I've also been sick for the last few days which has pushed things back a bit, but I have a few free evenings this week so may get to it then. 

Cheers,
Shaun


----------



## byegad (29 Nov 2011)

No worries, hope you are back to normal now.


----------



## Shaun (29 Nov 2011)

Feeling a lot better thanks ... now if only I could get the server back to normal ... lol


----------



## Shaun (30 Nov 2011)

I've taken some of the brightness out of the background, but if I go too far it will require all of the other layout elements to be changed to contrast with it.

It is possible to create "child" styles based on the main one so I may, when I have some time, be able to create a less bright version of the main layout - but there are a lot of elements that make up the pages so you'll have to give me some time to work it all out.

I'll post once I've got something to look at, but it may be a little while.

Cheers,
Shaun


----------



## Scoosh (30 Nov 2011)

Looks good now - not quite as 'glarey'


----------



## byegad (4 Dec 2011)

I'm still struggling. Either the print is clear and easy to ride and I get yet another migraine, or I don;t get the mugraine and the print is hard to see.

This is becoming a deal breaker for me, no improvement means I'm looking at not bothering with the forum.


----------



## Shaun (4 Dec 2011)

I've created a copy of the current theme with a darker background - click at the bottom left and select the style *Darker*.

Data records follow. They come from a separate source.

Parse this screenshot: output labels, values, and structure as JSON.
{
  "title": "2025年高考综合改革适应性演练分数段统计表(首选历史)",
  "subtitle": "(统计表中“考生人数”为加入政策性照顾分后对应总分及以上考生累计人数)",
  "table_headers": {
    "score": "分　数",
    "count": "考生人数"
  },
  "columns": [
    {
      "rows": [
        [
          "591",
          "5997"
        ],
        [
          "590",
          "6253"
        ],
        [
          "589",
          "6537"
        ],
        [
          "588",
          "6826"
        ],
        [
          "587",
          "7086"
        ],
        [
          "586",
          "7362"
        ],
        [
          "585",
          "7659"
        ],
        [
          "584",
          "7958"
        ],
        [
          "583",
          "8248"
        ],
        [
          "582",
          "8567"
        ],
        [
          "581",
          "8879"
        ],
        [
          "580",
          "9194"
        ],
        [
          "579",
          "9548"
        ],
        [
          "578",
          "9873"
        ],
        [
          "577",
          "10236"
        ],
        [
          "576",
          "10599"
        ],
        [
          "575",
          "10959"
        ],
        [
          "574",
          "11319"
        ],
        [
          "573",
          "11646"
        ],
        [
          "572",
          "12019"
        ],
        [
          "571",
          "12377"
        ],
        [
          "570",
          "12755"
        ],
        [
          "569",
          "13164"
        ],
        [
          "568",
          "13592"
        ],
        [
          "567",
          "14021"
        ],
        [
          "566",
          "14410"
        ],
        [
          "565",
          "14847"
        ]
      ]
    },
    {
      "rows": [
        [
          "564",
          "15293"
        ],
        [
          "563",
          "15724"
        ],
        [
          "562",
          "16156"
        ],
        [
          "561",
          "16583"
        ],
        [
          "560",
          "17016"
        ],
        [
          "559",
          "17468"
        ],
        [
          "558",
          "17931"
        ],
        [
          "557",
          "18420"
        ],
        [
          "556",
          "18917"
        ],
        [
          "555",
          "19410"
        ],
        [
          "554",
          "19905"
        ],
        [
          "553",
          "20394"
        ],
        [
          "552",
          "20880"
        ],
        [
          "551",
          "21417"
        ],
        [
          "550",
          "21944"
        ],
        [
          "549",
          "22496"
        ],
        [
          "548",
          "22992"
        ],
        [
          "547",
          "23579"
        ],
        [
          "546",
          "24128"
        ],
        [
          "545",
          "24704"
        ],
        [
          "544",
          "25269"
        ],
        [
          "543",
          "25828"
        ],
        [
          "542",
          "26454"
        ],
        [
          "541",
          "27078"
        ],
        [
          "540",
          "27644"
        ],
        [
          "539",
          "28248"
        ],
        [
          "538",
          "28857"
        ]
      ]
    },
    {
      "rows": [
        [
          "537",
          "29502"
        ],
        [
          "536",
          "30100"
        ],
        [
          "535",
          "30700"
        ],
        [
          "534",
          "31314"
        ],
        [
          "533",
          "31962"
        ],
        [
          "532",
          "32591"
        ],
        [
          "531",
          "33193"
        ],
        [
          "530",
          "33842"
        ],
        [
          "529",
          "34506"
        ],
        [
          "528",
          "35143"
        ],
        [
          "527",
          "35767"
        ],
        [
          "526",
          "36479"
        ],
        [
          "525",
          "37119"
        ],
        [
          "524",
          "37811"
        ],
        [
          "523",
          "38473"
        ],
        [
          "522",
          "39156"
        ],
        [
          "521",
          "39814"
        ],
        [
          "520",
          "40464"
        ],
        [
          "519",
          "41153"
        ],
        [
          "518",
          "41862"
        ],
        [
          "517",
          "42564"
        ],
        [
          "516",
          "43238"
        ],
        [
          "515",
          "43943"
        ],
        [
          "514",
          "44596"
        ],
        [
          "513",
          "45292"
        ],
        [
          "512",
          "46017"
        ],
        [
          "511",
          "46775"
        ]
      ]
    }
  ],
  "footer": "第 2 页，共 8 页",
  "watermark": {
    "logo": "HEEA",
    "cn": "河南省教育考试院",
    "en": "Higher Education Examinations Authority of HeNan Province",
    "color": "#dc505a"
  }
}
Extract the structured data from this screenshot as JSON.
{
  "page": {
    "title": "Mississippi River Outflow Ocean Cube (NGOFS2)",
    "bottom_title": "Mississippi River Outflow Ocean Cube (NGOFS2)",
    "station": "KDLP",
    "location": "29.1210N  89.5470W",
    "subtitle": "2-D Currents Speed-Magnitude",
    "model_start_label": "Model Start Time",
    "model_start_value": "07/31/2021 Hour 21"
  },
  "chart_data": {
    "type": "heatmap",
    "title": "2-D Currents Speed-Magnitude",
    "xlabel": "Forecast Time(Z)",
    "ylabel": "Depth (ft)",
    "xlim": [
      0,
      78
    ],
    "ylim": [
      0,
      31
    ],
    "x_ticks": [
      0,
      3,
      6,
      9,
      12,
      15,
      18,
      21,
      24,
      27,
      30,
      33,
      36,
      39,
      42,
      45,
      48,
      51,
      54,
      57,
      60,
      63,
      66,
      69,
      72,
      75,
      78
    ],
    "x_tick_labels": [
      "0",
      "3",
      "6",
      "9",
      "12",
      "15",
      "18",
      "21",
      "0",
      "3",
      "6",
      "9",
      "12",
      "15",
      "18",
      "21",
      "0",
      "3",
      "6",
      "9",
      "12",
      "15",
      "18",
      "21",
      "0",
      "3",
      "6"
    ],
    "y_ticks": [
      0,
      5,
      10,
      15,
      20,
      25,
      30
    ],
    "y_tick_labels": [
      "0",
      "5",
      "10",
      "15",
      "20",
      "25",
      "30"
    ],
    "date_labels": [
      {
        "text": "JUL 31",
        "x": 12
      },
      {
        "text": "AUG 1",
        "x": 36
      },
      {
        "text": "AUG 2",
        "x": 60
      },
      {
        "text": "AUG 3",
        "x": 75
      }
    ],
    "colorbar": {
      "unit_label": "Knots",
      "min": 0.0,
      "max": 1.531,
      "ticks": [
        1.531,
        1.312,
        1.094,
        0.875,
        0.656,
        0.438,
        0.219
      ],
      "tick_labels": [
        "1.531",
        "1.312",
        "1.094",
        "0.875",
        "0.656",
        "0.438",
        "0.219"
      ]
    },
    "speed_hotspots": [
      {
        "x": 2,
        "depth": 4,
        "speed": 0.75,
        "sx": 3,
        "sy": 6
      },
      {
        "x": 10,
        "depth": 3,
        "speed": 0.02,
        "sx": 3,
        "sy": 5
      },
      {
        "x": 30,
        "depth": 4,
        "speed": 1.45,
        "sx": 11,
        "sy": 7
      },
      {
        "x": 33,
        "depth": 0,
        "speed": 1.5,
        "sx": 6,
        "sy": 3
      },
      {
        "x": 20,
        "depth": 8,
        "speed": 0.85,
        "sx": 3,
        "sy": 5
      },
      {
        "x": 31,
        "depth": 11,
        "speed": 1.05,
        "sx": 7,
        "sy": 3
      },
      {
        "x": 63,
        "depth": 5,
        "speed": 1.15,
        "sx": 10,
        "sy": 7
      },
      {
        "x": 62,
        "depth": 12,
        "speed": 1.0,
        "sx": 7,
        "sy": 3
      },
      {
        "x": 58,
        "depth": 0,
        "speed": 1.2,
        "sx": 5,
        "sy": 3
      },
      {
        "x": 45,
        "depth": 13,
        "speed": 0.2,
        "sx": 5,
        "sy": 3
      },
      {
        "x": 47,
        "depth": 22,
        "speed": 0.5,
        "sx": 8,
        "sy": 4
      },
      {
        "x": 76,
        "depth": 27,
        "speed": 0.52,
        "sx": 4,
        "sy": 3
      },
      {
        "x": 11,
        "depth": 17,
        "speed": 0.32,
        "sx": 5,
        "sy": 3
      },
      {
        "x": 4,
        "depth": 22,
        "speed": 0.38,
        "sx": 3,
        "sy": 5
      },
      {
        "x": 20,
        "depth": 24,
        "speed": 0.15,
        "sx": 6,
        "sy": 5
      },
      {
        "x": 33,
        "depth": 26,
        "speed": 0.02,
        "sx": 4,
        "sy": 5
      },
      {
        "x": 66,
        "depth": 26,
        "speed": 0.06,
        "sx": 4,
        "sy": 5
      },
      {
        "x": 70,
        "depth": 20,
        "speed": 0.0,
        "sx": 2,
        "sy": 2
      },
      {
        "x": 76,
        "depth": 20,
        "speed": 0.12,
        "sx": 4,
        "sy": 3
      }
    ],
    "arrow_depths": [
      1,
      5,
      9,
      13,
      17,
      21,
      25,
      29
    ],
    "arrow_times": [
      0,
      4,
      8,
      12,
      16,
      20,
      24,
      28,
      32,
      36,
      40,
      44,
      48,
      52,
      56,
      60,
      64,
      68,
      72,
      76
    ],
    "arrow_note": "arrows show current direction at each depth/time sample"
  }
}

If that's no good then you'll either have to wait or not bother using the site.

Shaun


----------



## Asa Post (4 Dec 2011)

Admin said:


> I've created a copy of the current theme with a darker background - click at the bottom left and select the style *Darker*.
> 
> If that's no good then you'll either have to wait or not bother using the site.


 
It's good for me. 

Thanks Shaun


----------



## byegad (5 Dec 2011)

Admin said:


> I've created a copy of the current theme with a darker background - click at the bottom left and select the style *Darker*.
> 
> If that's no good then you'll either have to wait or not bother using the site.
> 
> Shaun


Excellent! Just what I needed. Thank you very, very much.


----------



## martint235 (5 Dec 2011)

Shaun, cheers for that. "Darker" is much better!


----------



## Shaun (5 Dec 2011)

It was a quick-and-dirty job so some elements may not work as well, but if it does the trick, that's good.


----------



## dellzeqq (5 Dec 2011)

that's good. Possibly not for people with poor vision, but it adds a bit of style to the page


----------



## theclaud (5 Dec 2011)

Likin' the Darker thang. Thanks Shaun.


----------